My previous blog was asking whether we miss something significant in business processes because we focus a lot of attention on controls and control testing. I’d like to extend that thread a bit in this follow-on blog.
Of course it is important to have controls over parts of a process. The idea that a chain is only as strong as its weakest link is completely justified and necessary to manage.
But don’t we also need to consider that the chain is the right length? And that it connects A to B to C, and that there isn’t an unexpected branch from B to D, or sometimes a short-cut from A to C?
How sure are we of our business processes?
The basis for my thesis is: do we have enough focus and accountability on the ‘as-is’ or business as usual (BAU) processes that drive businesses?
And I’m not trying to reinvent Business Process Control / Mining here (is the process happening as planned), I’m drawing attention to a more formal, audited, process sign off approach (is it still the right process).
- There are existing processes that everyone hopefully follows – simple ones are easy to ‘see’ and know if they are fit and safe for purpose. But are we sure about complex ones, are they correct and safe?
- There are planned changes to process that fall within a change management programme and we can expect that in this case the resulting processes are reviewed and ‘signed off’
- But if we have a process, is it actually being followed faithfully during BAU use (designed process vs operating process)?
- Do BAU processes properly account for manual activities amongst automated processes and their impact on the overall process? Do they properly account for handovers from one IT system to another, and that impact on the overall process? Do they properly account for use of RPA and the impact on the overall process? How often are they checked for deviations from BAU?
- Processes can be compromised by cyberattacks
- External events can result in opaque process changes
As I was writing this I could feel my brain being pulled one level down into controls over parts of a process. But controls focus on a small ‘sub-process’ (one of the links in the chain) – it’s all they can pragmatically ‘see’ – and not the reason for the process existing. If some smaller aspect of the process is higher risk or more vulnerable, of course it requires strong controls. But that doesn’t mean the overall process can be assumed to be safe and operating as expected. Granular controls have no context to the overall process or reference to each other. And that’s the point of this blog. Think of the Swiss Cheese model of risk.

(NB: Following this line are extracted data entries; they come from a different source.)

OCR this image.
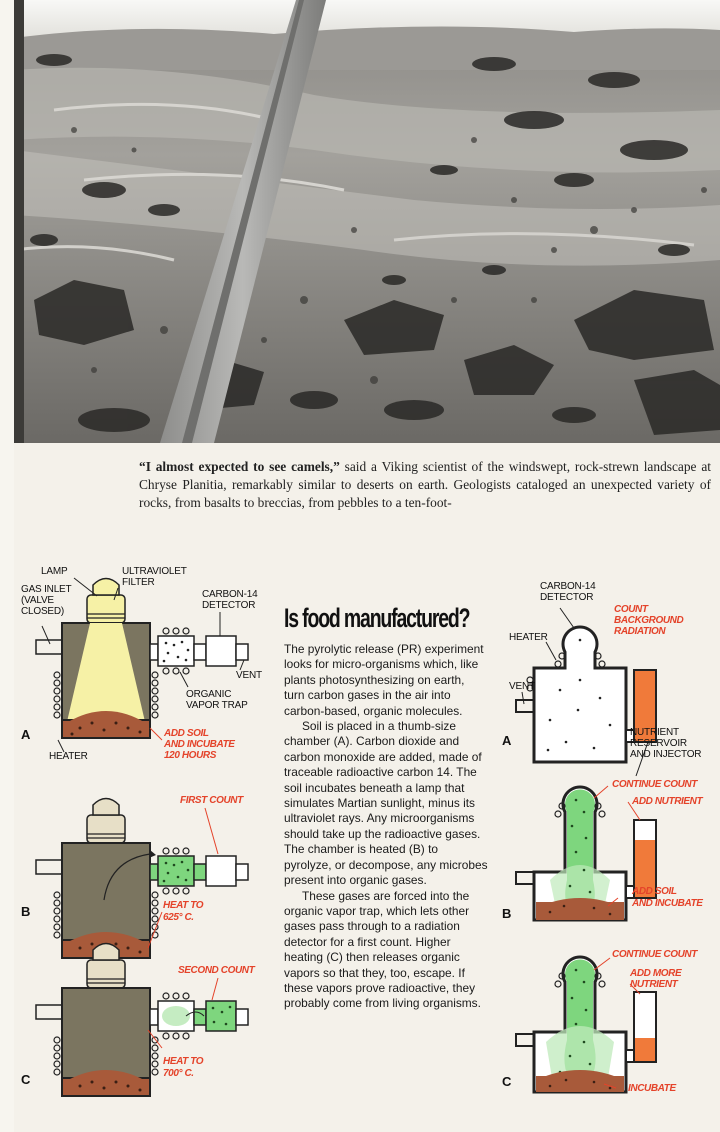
“I almost expected to see camels,” said a Viking scientist of the windswept, rock-strewn landscape at Chryse Planitia, remarkably similar to deserts on earth. Geologists cataloged an unexpected variety of rocks, from basalts to breccias, from pebbles to a ten-foot-

LAMP	ULTRAVIOLET
FILTER
GAS INLET
(VALVE
CLOSED)
CARBON-14
DETECTOR
VENT
ORGANIC
VAPOR TRAP
HEATER
A	ADD SOIL
AND INCUBATE
120 HOURS
FIRST COUNT
B	HEAT TO
625° C.
SECOND COUNT
C
HEAT TO
700° C.
Is food manufactured?

The pyrolytic release (PR) experiment looks for micro-organisms which, like plants photosynthesizing on earth, turn carbon gases in the air into carbon-based, organic molecules.

Soil is placed in a thumb-size chamber (A). Carbon dioxide and carbon monoxide are added, made of traceable radioactive carbon 14. The soil incubates beneath a lamp that simulates Martian sunlight, minus its ultraviolet rays. Any microorganisms should take up the radioactive gases. The chamber is heated (B) to pyrolyze, or decompose, any microbes present into organic gases.

These gases are forced into the organic vapor trap, which lets other gases pass through to a radiation detector for a first count. Higher heating (C) then releases organic vapors so that they, too, escape. If these vapors prove radioactive, they probably come from living organisms.

CARBON-14
DETECTOR
COUNT
BACKGROUND
RADIATION
HEATER
VENT
A
NUTRIENT
RESERVOIR
AND INJECTOR
CONTINUE COUNT
ADD NUTRIENT
ADD SOIL
AND INCUBATE
B
CONTINUE COUNT
ADD MORE
NUTRIENT
C	INCUBATE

CFOs and their teams are the gatekeepers for the critical data required to generate forecasts and support senior leaders’ strategic plans and decisions. At the top of the four areas of technology that show the most promise for use in finance are automation and robotics, to improve processes in finance say McKinsey. So yes CFO’s can benefit from controls over RPA’s (a small chunk of process) and automation (un-pack that and find a plethora of smaller sub-processes) for efficiencies. But where is the assurance over the end to end BAU process, which is what delivers the substance for forecasts and strategy?
At SAP we tend to talk about 4 key ERP processes for the Intelligent Enterprise:
- Lead to Cash
- Design to Operate
- Source to Pay
- Recruit to Retire
Each of these are fundamental for an effective and efficient business. We propose standard and best practice versions of these. But they can be changed (list at the top) which can result in unexpected, hidden, costly, even fraudulent BAU variants. This can erode the accuracy of critical data, weaken the accuracy and reliability forecasts, and potentially derail corporate strategy execution.
So maybe we need a more formalised assurance over business as usual processes cycle, focussing on the as-is processes operating in the business? And paradoxically I think this need is going to increase the more we automate processes.